Atomi di rame inseriti tra strati bidimensionali di seleniuro di germanio e solfuro di stagno. Questa la ricetta messa a punto dai fisici Srihari Kastuar e Chinedu Ekuma nei laboratori della Lehigh University, negli Stati Uniti, per dare una svecchiata alla prestazioni delle celle solari. Il duo di ricercatori ha così creato un nuovo materiale quantistico dalle interessanti proprietà fotovoltaiche. Impiegato come strato attivo in una cella prototipo, infatti, il nuovo materiale ha mostrato un assorbimento solare medio dell’80%, un alto tasso di generazione di portatori fotoeccitati e un’efficienza quantistica esterna (EQE) record del 190%. Secondo gli scienziati il risultato raggiunto supera di gran lunga il limite teorico di efficienza di Shockley-Queisser per i materiali a base di silicio e spinge il campo dei materiali quantistici per il fotovoltaico a nuovi livelli. 

leggi anche Fotovoltaico in perovskite, i punti quantici raggiungono un’efficienza record

L’efficienza quantistica esterna

Tocca fare una precisazione. L’efficienza quantistica esterna non va confusa con l’efficienza di conversione, il dato più celebre quando si parla di prestazioni solari. L’EQE rappresenta il rapporto tra il numero di elettroni che danno luogo a una corrente in un circuito esterno e il numero di fotoni incidenti ad una precisa lunghezza d’onda

Nelle celle solari tradizionali, l’EQE massimo è del 100%, tuttavia negli ultimi anni alcuni materiali e configurazioni avanzate hanno dimostrato la capacità di generare e raccogliere più di un elettrone da ogni fotone ad alta energia incidente, per un efficienza quantistica esterna superiore al 100%. Il risultato di Kastua e Ekuma, però, rappresenta un unicum nel settore.
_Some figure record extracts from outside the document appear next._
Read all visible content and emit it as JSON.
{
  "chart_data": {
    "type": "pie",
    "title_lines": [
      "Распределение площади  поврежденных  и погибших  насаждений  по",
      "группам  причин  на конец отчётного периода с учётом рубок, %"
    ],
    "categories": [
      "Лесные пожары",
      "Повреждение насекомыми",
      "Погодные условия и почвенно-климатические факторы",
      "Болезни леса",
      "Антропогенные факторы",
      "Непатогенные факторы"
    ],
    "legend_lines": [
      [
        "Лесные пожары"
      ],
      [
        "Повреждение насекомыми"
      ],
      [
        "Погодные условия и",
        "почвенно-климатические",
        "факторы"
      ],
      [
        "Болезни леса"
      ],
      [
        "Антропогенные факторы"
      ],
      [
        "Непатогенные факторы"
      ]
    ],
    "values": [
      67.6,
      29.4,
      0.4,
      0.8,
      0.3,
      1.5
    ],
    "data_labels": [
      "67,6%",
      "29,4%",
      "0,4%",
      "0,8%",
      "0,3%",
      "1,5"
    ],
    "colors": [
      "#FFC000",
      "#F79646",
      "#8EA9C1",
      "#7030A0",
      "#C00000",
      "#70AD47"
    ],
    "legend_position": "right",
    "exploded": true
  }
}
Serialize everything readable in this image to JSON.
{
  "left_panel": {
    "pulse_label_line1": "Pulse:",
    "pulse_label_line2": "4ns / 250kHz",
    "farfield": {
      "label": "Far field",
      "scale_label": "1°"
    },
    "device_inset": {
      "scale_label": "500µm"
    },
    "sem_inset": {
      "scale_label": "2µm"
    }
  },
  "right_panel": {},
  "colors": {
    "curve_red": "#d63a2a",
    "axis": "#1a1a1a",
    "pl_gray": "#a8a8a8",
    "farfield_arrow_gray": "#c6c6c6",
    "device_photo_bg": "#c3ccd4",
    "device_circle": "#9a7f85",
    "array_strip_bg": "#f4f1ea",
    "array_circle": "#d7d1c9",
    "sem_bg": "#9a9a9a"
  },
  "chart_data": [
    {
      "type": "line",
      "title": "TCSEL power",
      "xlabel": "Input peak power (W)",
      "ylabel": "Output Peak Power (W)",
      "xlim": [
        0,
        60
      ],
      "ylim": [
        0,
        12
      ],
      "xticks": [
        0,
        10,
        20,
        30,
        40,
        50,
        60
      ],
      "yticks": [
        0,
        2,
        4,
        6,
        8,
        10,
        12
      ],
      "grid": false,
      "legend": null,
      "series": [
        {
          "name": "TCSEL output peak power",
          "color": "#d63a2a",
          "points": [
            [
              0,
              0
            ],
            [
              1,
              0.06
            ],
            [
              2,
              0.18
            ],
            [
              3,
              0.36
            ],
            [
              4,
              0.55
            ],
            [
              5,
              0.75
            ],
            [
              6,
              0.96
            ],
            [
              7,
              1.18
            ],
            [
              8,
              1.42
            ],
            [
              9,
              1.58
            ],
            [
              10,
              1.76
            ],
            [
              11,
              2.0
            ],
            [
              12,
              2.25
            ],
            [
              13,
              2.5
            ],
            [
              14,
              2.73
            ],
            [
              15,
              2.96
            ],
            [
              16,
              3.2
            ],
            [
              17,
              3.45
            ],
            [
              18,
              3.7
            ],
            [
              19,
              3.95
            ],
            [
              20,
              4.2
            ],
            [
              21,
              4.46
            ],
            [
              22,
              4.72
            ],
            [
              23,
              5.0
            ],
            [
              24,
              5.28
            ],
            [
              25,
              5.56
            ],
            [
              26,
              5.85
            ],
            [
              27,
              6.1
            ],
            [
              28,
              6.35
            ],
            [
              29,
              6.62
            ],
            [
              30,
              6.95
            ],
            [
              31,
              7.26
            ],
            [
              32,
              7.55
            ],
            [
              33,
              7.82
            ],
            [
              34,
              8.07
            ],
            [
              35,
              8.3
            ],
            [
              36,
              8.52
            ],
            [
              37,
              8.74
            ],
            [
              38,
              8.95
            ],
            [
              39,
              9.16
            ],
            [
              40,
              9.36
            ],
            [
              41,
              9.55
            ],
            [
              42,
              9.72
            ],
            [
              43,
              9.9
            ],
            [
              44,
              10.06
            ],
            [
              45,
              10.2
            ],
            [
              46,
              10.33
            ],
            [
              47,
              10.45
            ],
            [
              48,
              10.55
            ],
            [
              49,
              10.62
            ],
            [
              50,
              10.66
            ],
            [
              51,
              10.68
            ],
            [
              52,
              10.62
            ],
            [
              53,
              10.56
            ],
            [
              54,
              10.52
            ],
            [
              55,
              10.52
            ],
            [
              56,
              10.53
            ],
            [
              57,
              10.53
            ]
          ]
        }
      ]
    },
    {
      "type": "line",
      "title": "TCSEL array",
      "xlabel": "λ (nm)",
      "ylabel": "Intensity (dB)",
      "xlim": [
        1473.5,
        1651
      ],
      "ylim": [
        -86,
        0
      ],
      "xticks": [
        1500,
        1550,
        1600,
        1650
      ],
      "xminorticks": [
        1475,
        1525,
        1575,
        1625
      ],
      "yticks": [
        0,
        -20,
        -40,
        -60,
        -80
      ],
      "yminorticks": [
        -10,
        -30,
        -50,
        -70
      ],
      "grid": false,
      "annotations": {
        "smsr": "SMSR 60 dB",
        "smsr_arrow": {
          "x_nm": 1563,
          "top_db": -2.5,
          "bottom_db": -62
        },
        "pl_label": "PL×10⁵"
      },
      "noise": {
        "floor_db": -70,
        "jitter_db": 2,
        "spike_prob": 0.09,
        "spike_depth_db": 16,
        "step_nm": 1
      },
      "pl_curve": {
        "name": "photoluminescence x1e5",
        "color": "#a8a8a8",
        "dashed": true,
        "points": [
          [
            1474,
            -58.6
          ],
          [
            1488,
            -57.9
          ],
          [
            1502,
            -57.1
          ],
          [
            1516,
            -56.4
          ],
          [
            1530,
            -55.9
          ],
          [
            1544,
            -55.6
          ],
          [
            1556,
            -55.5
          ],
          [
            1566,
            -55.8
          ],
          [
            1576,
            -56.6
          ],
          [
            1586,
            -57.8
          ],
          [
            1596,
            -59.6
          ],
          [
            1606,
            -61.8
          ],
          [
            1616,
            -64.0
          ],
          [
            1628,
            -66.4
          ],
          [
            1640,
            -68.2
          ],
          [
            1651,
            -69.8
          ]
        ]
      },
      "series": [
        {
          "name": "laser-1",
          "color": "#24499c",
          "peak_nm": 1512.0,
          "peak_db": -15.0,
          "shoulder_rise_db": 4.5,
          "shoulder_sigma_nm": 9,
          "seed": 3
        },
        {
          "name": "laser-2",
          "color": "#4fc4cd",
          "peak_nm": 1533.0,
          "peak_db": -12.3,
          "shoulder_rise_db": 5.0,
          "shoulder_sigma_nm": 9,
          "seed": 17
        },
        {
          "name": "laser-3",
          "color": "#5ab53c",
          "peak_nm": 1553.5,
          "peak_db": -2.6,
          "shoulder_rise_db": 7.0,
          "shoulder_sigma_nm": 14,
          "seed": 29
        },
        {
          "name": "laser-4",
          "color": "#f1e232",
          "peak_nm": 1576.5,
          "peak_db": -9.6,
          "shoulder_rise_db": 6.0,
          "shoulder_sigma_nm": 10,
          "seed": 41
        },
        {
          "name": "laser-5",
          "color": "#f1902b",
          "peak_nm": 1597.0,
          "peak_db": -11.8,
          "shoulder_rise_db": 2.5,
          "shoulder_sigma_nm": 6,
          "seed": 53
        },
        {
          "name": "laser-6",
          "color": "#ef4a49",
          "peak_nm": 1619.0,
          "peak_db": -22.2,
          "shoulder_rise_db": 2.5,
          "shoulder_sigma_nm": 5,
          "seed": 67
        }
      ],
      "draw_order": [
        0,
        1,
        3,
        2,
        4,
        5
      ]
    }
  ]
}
Celle solari a banda intermedia

Per il loro lavoro due fisici sono partiti da un campo particolare della ricerca fotovoltaica. Parliamo delle celle solari a banda intermedia (IBSC – Intermediate Band Solar Cells), una tecnologia emergente che ha il potenziale per rivoluzionare la produzione di energia pulita. In questi sistemi la radiazione solare può eccitare i portatori dalla banda di valenza a quella di conduzione, oltre che direttamente, anche in maniera graduale. Come?  “Passando” per l’appunto attraverso stati di una banda intermedia, livelli energetici specifici posizionati all’interno della struttura elettronica di un materiale creato ad hoc. “Ciò consente a un singolo fotone di provocare generazioni multiple di eccitoni attraverso un processo di assorbimento in due fasi“, scrivono i due ricercatori sulla rivista Science Advances.

Nel nuovo materiale quantistico creato dagli scienziati della Lehigh University questi stati hanno livelli di energia all’interno dei gap di sottobanda ideali. Una volta testato all’interno di una cella fotovoltaica prototipale il materiale ha mostrato di poter migliorare l’assorbimento e la generazione di portatori nella gamma dello spettro dal vicino infrarosso alla luce visibile. 

La rivoluzione dei materiali quantistici

Il duo ha sviluppato il nuovo materiale sfruttando i “gap di van der Waals”, spazi atomicamente piccoli tra materiali bidimensionali stratificati. Questi spazi possono confinare molecole o ioni e gli scienziati dei materiali li usano comunemente per inserire, o “intercalare”, altri elementi per ottimizzare le proprietà dei materiali. Per la precisione hanno inserito atomi di rame tra strati di seleniuro di germanio e solfuro di stagno. “Rappresenta un candidato promettente per lo sviluppo di celle solari ad alta efficienza di prossima generazione – ha sottolineato Ekuma – che svolgeranno un ruolo cruciale nell’affrontare il fabbisogno energetico globale“.